Dans les locaux de son éditeur parisien, au Quartier Latin, "Slatkine & Cie", tout près du Jardin du Luxembourg, un sourire apparaît rapidement lorsqu'on parle de "JPP" : "Jean-Pierre est un garçon extraordinaire pour lequel j'ai beaucoup d'affection. Un grand buteur qui a marqué beaucoup de buts importants aussi au Milan."
Mais si la classe semble coller à la peau de Franco, il n'est pas né avec et c'est le grand mérite de son livre "Libre de rêver" (jeu de mots avec "libero de rêve" en italien) que de nous plonger dans une enfance extrêmement modeste, au coeur d'une ferme de Lombardie, avec les toilettes à l'extérieur.

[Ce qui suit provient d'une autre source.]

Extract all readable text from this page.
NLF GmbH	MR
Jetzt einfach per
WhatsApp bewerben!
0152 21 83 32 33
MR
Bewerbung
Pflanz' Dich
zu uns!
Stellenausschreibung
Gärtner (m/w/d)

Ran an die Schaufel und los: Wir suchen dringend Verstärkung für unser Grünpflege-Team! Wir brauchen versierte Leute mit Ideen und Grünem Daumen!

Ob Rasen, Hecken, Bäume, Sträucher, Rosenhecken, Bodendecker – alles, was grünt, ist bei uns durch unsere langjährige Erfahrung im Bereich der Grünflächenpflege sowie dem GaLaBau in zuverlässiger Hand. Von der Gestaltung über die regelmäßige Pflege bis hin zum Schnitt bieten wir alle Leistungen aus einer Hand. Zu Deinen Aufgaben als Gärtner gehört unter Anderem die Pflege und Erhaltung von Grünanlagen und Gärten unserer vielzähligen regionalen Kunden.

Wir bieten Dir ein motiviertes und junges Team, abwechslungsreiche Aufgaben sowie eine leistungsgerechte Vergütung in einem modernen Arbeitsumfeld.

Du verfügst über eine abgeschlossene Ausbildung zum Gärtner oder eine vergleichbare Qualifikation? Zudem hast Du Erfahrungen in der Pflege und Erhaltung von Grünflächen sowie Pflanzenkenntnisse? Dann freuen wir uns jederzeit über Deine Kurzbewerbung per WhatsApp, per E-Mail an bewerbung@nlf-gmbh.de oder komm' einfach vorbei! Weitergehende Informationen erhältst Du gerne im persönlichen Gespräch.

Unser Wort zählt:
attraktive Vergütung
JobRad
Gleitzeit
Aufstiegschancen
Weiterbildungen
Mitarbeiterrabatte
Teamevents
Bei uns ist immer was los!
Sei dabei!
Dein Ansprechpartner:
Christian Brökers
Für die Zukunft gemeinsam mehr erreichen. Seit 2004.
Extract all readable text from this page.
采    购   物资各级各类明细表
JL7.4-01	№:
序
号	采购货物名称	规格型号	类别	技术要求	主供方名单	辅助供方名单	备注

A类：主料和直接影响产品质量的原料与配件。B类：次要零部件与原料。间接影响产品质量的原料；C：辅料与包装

"Je raconte mon histoire, mon enfance, mes premiers ballons, à quatre cinq ans, dans cette ferme modeste, où j'ai acquis des valeurs importantes qui m'ont porté toute ma vie. J'ai grandi en liberté, en m'amusant. Je parle là des années soixante, une autre époque. Mes parents m'ont appris le respect, je me suis efforcé de ne jamais dévier de cette éducation. Nous ne possédions pas grand-chose, alors le peu que nous avions, nous le chérissions, comme un ballon qui apportait de la joie à tous. Ces souvenirs m'émeuvent beaucoup."
Il alterne entre narration de la première partie de sa vie et coupe du monde 1994 dont il veut faire un symbole de sa persévérance. "J'ai voulu tourner autour de cette finale de coupe perdue en 1994 alors que je me suis blessé au premier match, j'ai été opéré du genou et personne, même pas moi, ne pensait que je serais prêt pour la finale et que j'y jouerais à ce niveau. J'ai voulu raconter ce qui a été le moteur de la vie, qui m'a permis de surmonter les épreuves, les obstacles. C'est un message. L'important a été de réussir à cultiver cette passion, en ayant la chance de rencontrer les bonnes personnes qui te donnent ta chance. Le talent compte mais il ne suffit pas."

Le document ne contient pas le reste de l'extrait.